Wein und Gesundheit ist eine spannende Geschichte, war auch auf diesem Blog schon oft Thema. Bin selbst von gesundheitsfördernder Wirkung moderaten (!) Weinkonsums überzeugt. Doch seit einiger Zeit steht ein nicht unwesentlicher Bestandteil des Weins im Fokus: Alkohol.
Eine Kampagne?
Immer mehr Staaten übernehmen das Statement der WHO, jeder Tropfen Alkohol sei schädlich. So auch in Deutschland. Im August 2024 hat die Deutsche Gesellschaft für Ernährung (DGE) in einem Positionspapier ausdrücklich empfohlen: „Am besten null Alkohol.“ So flimmert es auf Bildschirmen, so steht es in Zeitungen und Zeitschriften. Es hat den Charakter einer Kampagne.

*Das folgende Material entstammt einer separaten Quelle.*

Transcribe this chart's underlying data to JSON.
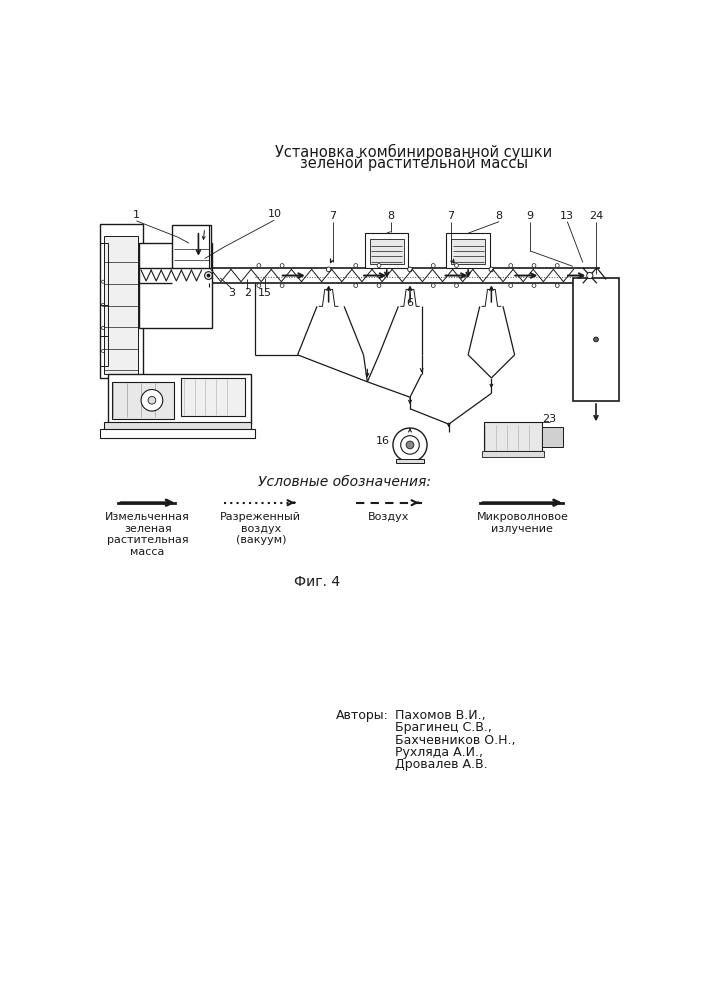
{
  "title_line1": "Установка комбинированной сушки",
  "title_line2": "зеленой растительной массы",
  "legend_title": "Условные обозначения:",
  "fig_caption": "Фиг. 4",
  "authors_label": "Авторы:",
  "authors": [
    "Пахомов В.И.,",
    "Брагинец С.В.,",
    "Бахчевников О.Н.,",
    "Рухляда А.И.,",
    "Дровалев А.В."
  ],
  "bg_color": "#ffffff",
  "line_color": "#1a1a1a",
  "title_fontsize": 10.5,
  "label_fontsize": 9,
  "small_fontsize": 8,
  "legend_label1": "Измельченная\nзеленая\nрастительная\nмасса",
  "legend_label2": "Разреженный\nвоздух\n(вакуум)",
  "legend_label3": "Воздух",
  "legend_label4": "Микроволновое\nизлучение"
}
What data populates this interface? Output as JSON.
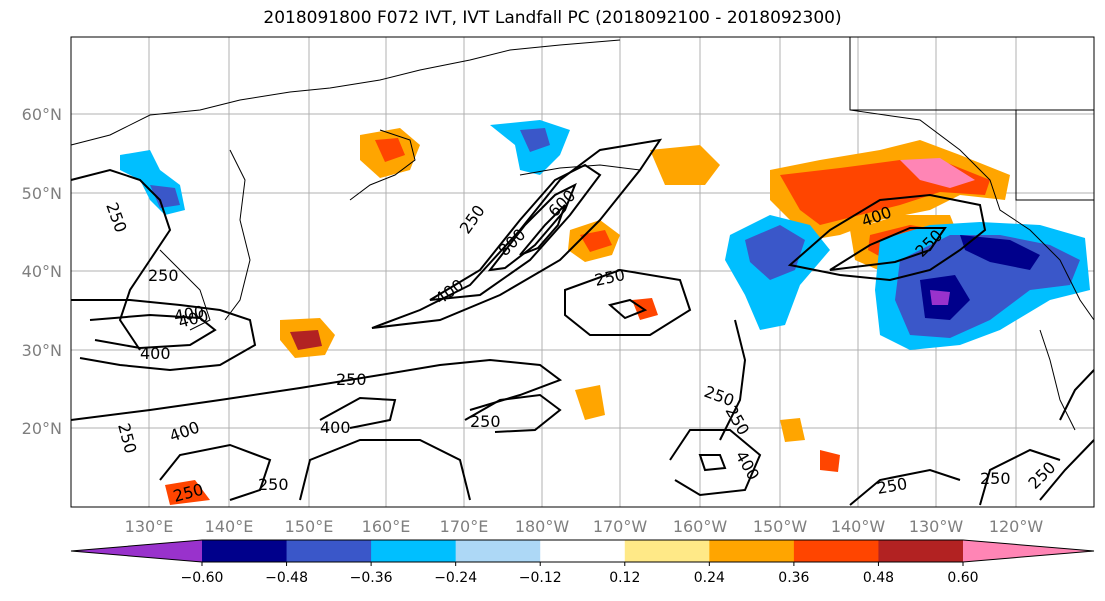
{
  "title": "2018091800 F072 IVT, IVT Landfall PC (2018092100 - 2018092300)",
  "longitude_ticks": [
    "130°E",
    "140°E",
    "150°E",
    "160°E",
    "170°E",
    "180°W",
    "170°W",
    "160°W",
    "150°W",
    "140°W",
    "130°W",
    "120°W"
  ],
  "latitude_ticks": [
    "20°N",
    "30°N",
    "40°N",
    "50°N",
    "60°N"
  ],
  "colorbar": {
    "ticks": [
      "−0.60",
      "−0.48",
      "−0.36",
      "−0.24",
      "−0.12",
      "0.12",
      "0.24",
      "0.36",
      "0.48",
      "0.60"
    ],
    "colors": [
      "#9932CC",
      "#00008B",
      "#3A57C9",
      "#00BFFF",
      "#ADD8F6",
      "#FFFFFF",
      "#FFE987",
      "#FFA500",
      "#FF4500",
      "#B22222",
      "#FF85B5"
    ]
  },
  "ivt_contour_labels": [
    "250",
    "250",
    "600",
    "800",
    "400",
    "250",
    "400",
    "250",
    "250",
    "400",
    "250",
    "400",
    "400",
    "250",
    "250",
    "250",
    "250",
    "250",
    "250",
    "250",
    "400",
    "250",
    "400",
    "400",
    "250"
  ]
}
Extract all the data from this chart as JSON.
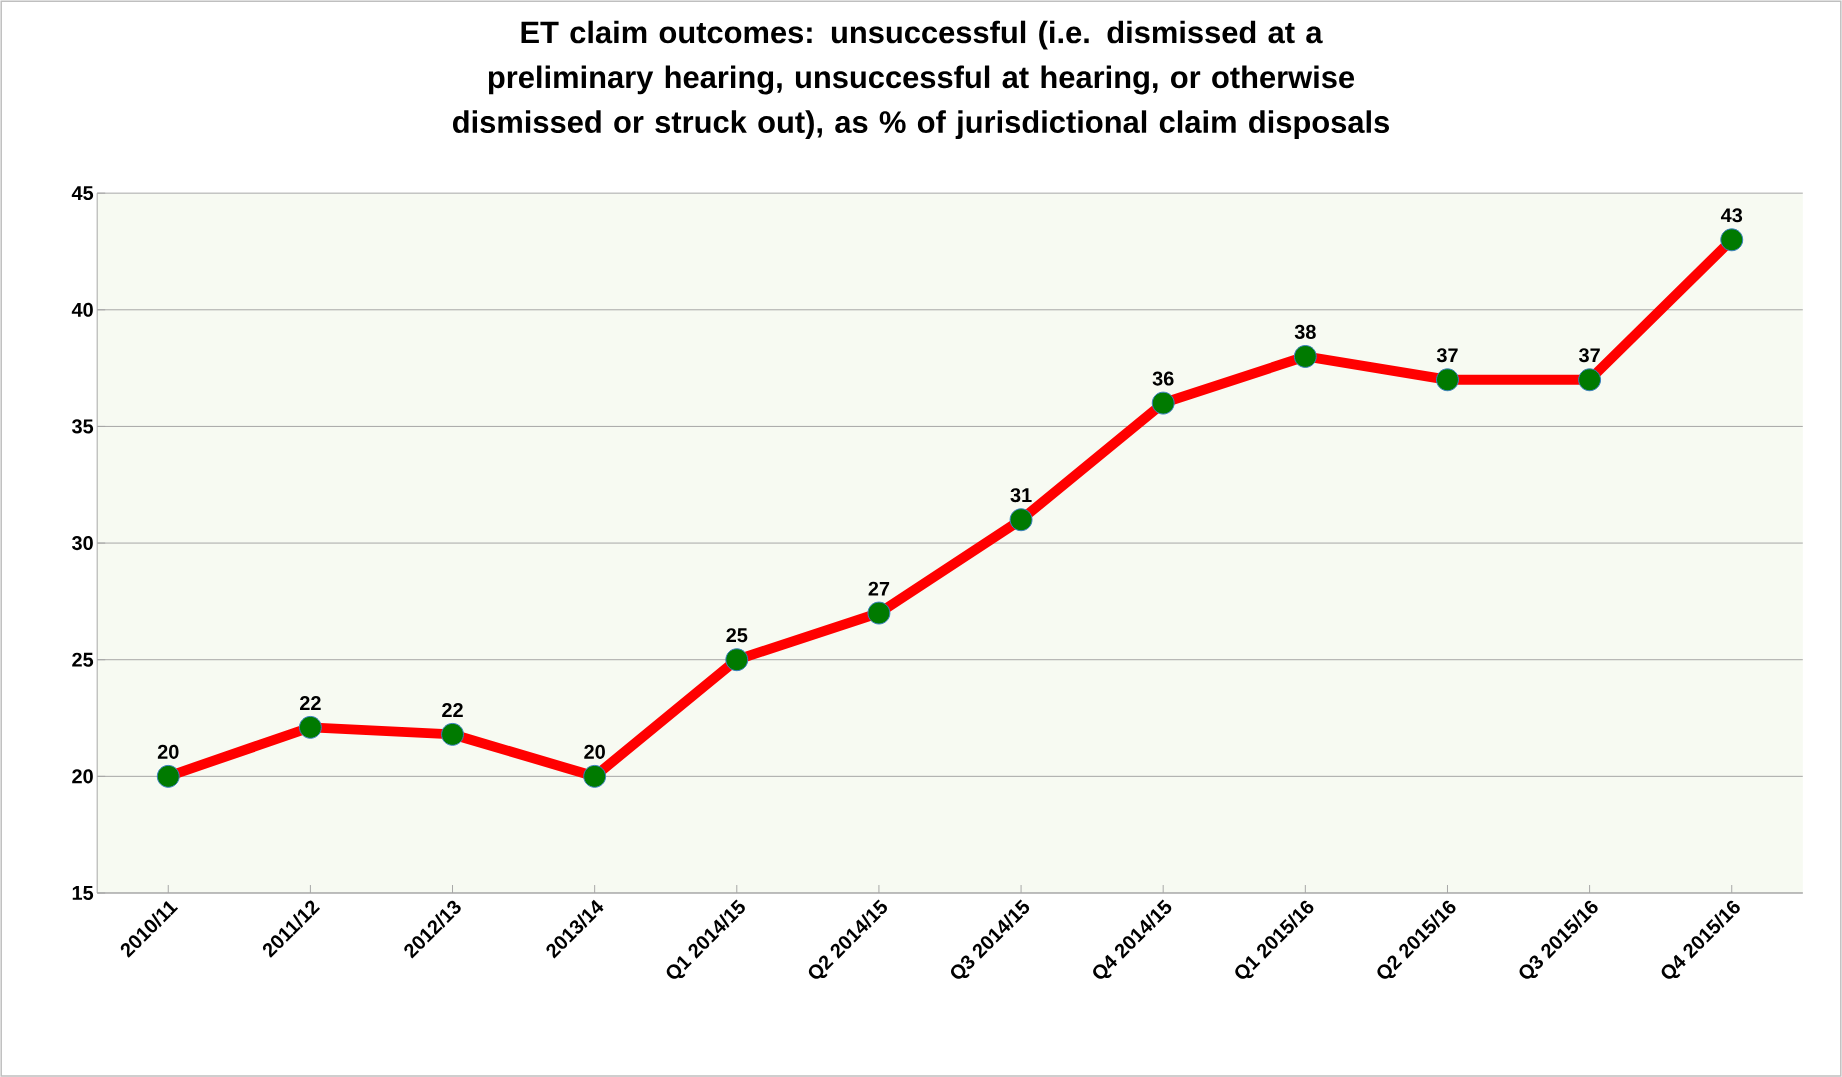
{
  "chart_data": {
    "type": "line",
    "title": "ET claim outcomes: unsuccessful (i.e. dismissed at a preliminary hearing, unsuccessful at hearing, or otherwise dismissed or struck out), as % of jurisdictional claim disposals",
    "categories": [
      "2010/11",
      "2011/12",
      "2012/13",
      "2013/14",
      "Q1 2014/15",
      "Q2 2014/15",
      "Q3 2014/15",
      "Q4 2014/15",
      "Q1 2015/16",
      "Q2 2015/16",
      "Q3 2015/16",
      "Q4 2015/16"
    ],
    "series": [
      {
        "color": "#ff0000",
        "values": [
          20,
          22.1,
          21.8,
          20,
          25,
          27,
          31,
          36,
          38,
          37,
          37,
          43
        ]
      }
    ],
    "value_labels": [
      "20",
      "22",
      "22",
      "20",
      "25",
      "27",
      "31",
      "36",
      "38",
      "37",
      "37",
      "43"
    ],
    "ylim": [
      15,
      45
    ],
    "yticks": [
      15,
      20,
      25,
      30,
      35,
      40,
      45
    ],
    "grid": "y",
    "marker": "circle",
    "line_style": "solid"
  }
}
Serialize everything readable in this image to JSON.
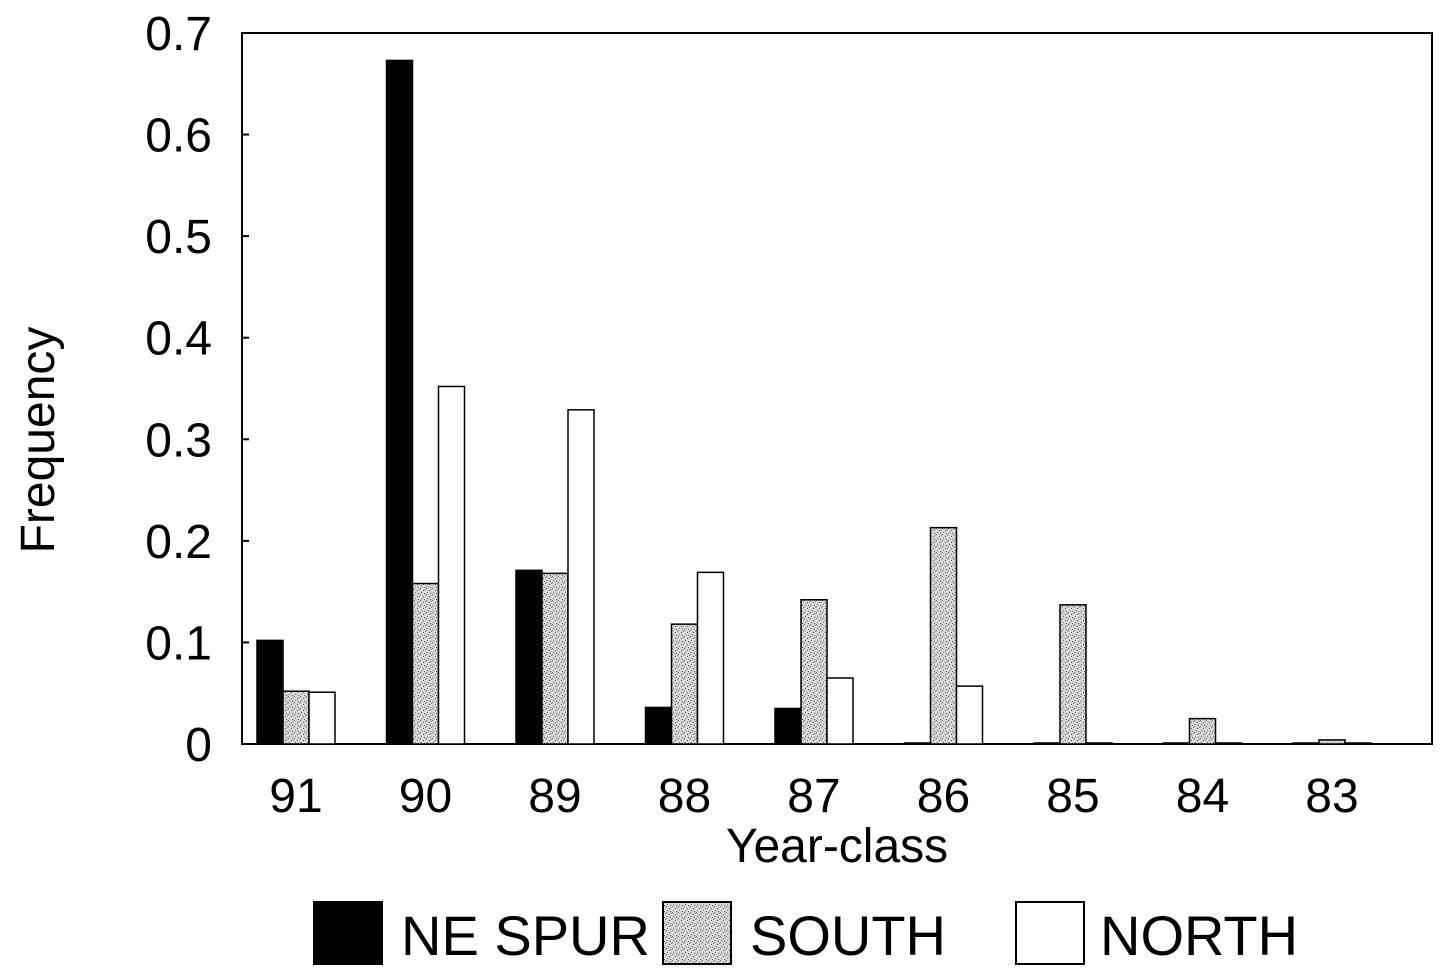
{
  "chart_data": {
    "type": "bar",
    "title": "",
    "xlabel": "Year-class",
    "ylabel": "Frequency",
    "ylim": [
      0,
      0.7
    ],
    "yticks": [
      "0",
      "0.1",
      "0.2",
      "0.3",
      "0.4",
      "0.5",
      "0.6",
      "0.7"
    ],
    "categories": [
      "91",
      "90",
      "89",
      "88",
      "87",
      "86",
      "85",
      "84",
      "83"
    ],
    "grid": false,
    "legend_position": "bottom",
    "series": [
      {
        "name": "NE SPUR",
        "color": "#000000",
        "pattern": "solid",
        "values": [
          0.102,
          0.673,
          0.171,
          0.036,
          0.035,
          0.001,
          0.001,
          0.001,
          0.001
        ]
      },
      {
        "name": "SOUTH",
        "color": "#c9c9c9",
        "pattern": "stipple",
        "values": [
          0.052,
          0.158,
          0.168,
          0.118,
          0.142,
          0.213,
          0.137,
          0.025,
          0.004
        ]
      },
      {
        "name": "NORTH",
        "color": "#ffffff",
        "pattern": "open",
        "values": [
          0.051,
          0.352,
          0.329,
          0.169,
          0.065,
          0.057,
          0.001,
          0.001,
          0.001
        ]
      }
    ]
  }
}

Viele Weinfreunde sind nun verunsichert. Habe zwecks Aufklärung an einem von der Deutschen Weinakademie (DWA) veranstalteten Webinar mit Prof. Dr. Nicolai Worm teilgenommen. Prof. Dr. Nicolai Worm ist einer der führenden Ernährungswissenschaftler Deutschlands und Kenner der evidenzbasierten Ernährungsmedizin. Im folgenden eine Zusammenfassung des wissenschaftlichen Vortrags. Auf die Nennung der von Professor Worm angeführten zahlreichen Quellen habe ich hier verzichtet. Das Thema ist ohnehin keine leichte Kost. Die Quellen können aber an dieser Stelle nachgelesen werden.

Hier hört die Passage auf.